Terakhir

8 1 0
                                    

Hujan lebat membuat Angel harus menunggu lebih lama di kampus, kalau tidak mau pulang rumah dengan keadaan kuyup seperti kucing masuk got. Tapi dia juga sudah menyadari bahwa hujan kali ini memiliki perasaan yang agak plin-plan, karena sebentar hanya gerimis ringan, lalu hujan deras hingga membuat keributan, kemudian sebentar lagi gerimis, lalu deras kembali. Angel melihat jam di ponselnya yang menunjukan waktu sudah pukul lima sore. Kemudian ia berjalan menuju kantin yang merupakan tempat tunggu yang paling pas, karena berdekatan dengan parkiran sepeda motor. Saat melewati mading dan melihat pantulan dirinya, Angel diam-diam tersenyum kecil. Dia hanya mengingat kejadian tadi pagi. Sudah menjadi rutinitasnya selama berbulan-bulan untuk jogging di alun-alun kota setiap pagi. Berbeda saat awal melakukan diet, dimana dia memaksakan diri dan olahraga lebih dari seharusnya. Dia hanya mengganti rutinitasnya hingga lebih konsisten, terutama karena ada yang mengajaknya untuk olahraga bersama.

Setelah memesan jus jeruk, Angel duduk di tepi jendela agar dapat terus memantau hujan yang kali ini makin deras turun. Dia berpikir untuk tetap menerjang hujan ribut tersebut dengan jas hujan, namun pikirannya terpotong saat melihat segerombolan cowok masuk ke kantin. Angel yang hanya sendirian di kantin yang hampir tutup tersebut tidak terlalu nyaman dengan keributan yang dibuat. Hingga dia melihat ke Evan yang berada paling belakang diantara 5 orang yang masuk. Tanpa aba-aba mereka bertemu pandang, dan Evan tersenyum. Namun bukannya tersipu, Angel merasa tidak nyaman dengan senyuman tersebut. Karena sekarang dia merasa bahwa senyuman itu terasa palsu dan mengejek. Apa itu hanya pikirannya saja? 

Evan
Hai, lama gak lihat

Angel *tersenyum kecut*
Iya

Ricky
Stt.. jangan digodain terus anak orang, nanti baper lagi.

Evan menyodok siku temannya untuk diam, tapi mereka hanya tertawa.
Kayaknya diet mu lumayan berhasil ya?

Junior
Iya, keliatan loh Ngel.

Angel
Hehe iya, makasih.

Evan
Tapi gak tambah cantik ya?

Angel terbengong-bengong atas perkataan itu yang kemudian disambut dengan tawa teman-temannya yang lain.

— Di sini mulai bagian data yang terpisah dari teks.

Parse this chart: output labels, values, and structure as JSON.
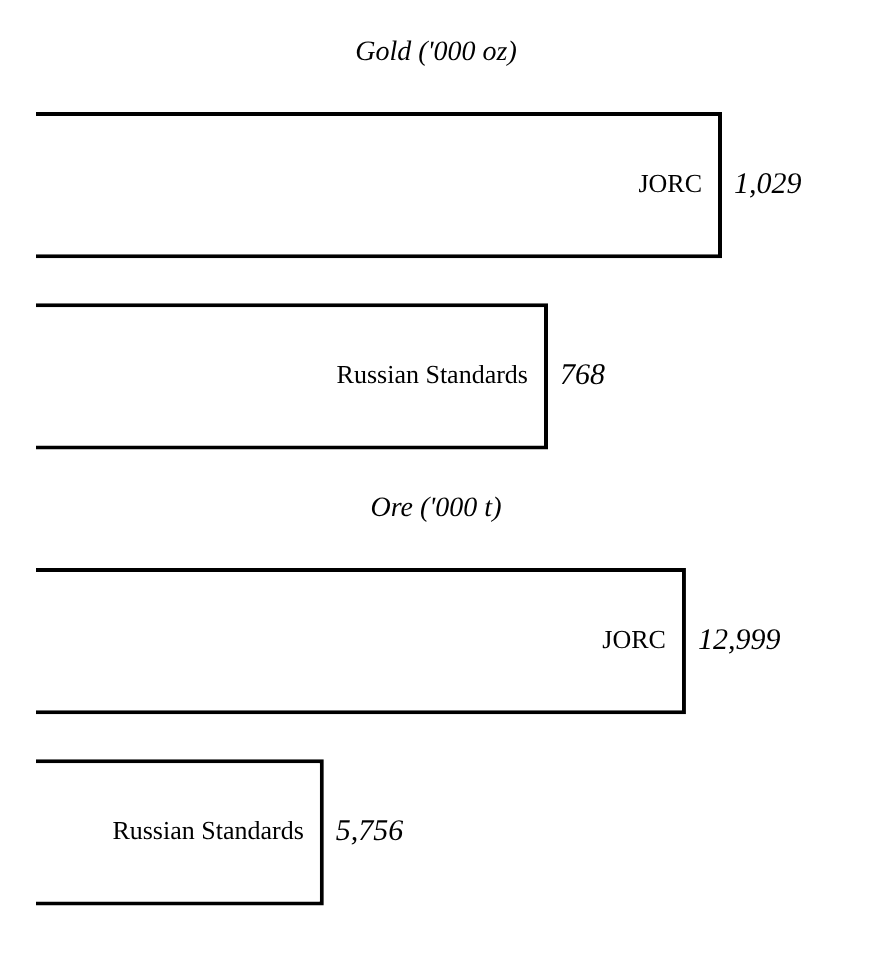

Padahal menurutnya ucapan tersebut tidak lucu. Dia mencurigai bahwa teman-teman Evan itu merupakan penonton bayaran yang dibayar hanya untuk menertawai leluconnya.

Evan
Oh iya, katanya waktu kita ketemu waktu itu, kamu pingsan? Udah baikan?

Junior *menarik lengan Evan*
Udah lah, Van. Yok cabut!

Evan *menghempaskan*

Bentar, orang masih belom selesai ngomong.

Angel
Kamu emang kesini buat ngelucu ya?

Evan
Hah? Enggak, aku cuma mau tanya, yang ngangkat berapa orang?

Saat teman-teman Evan mulai tertawa lagi, Angel mulai panas dan menyiram muka Evan dengan sisa es jeruk nya masih lumayan penuh. Wajahnya mereka memerah, dan Evan maju satu langkah. Bukannya berteriak marah, dia justru bicara dengan tenang.

Evan
Bangsat, kamu paham? Aku ngomong gini buat bantu, biar kamu sadar ga ada cowok yang mau sama cewek kayak kamu! Ayo cabut!

Sepergi gerombolan itu, bukannya menangis Angel justru hampir saja terlihat seperti orang gila yang mau buka baju sambil tertawa-tawa sendiri di jalan. Bukannya tidak menghargai pendapat, tapi yang namanya ejekan itu sama sekali tidak memotivasi orang untuk menjadi lebih baik. Justru ejekan itu bisa menimbulkan luka yang menjadi dendam. Tapi kali ini Angel memilih untuk tidak mempedulikan omongan itu. Dia melihat gelas es jeruknya yang sudah kosong dan tersenyum puas. Pembalasanya cukup sampai disitu.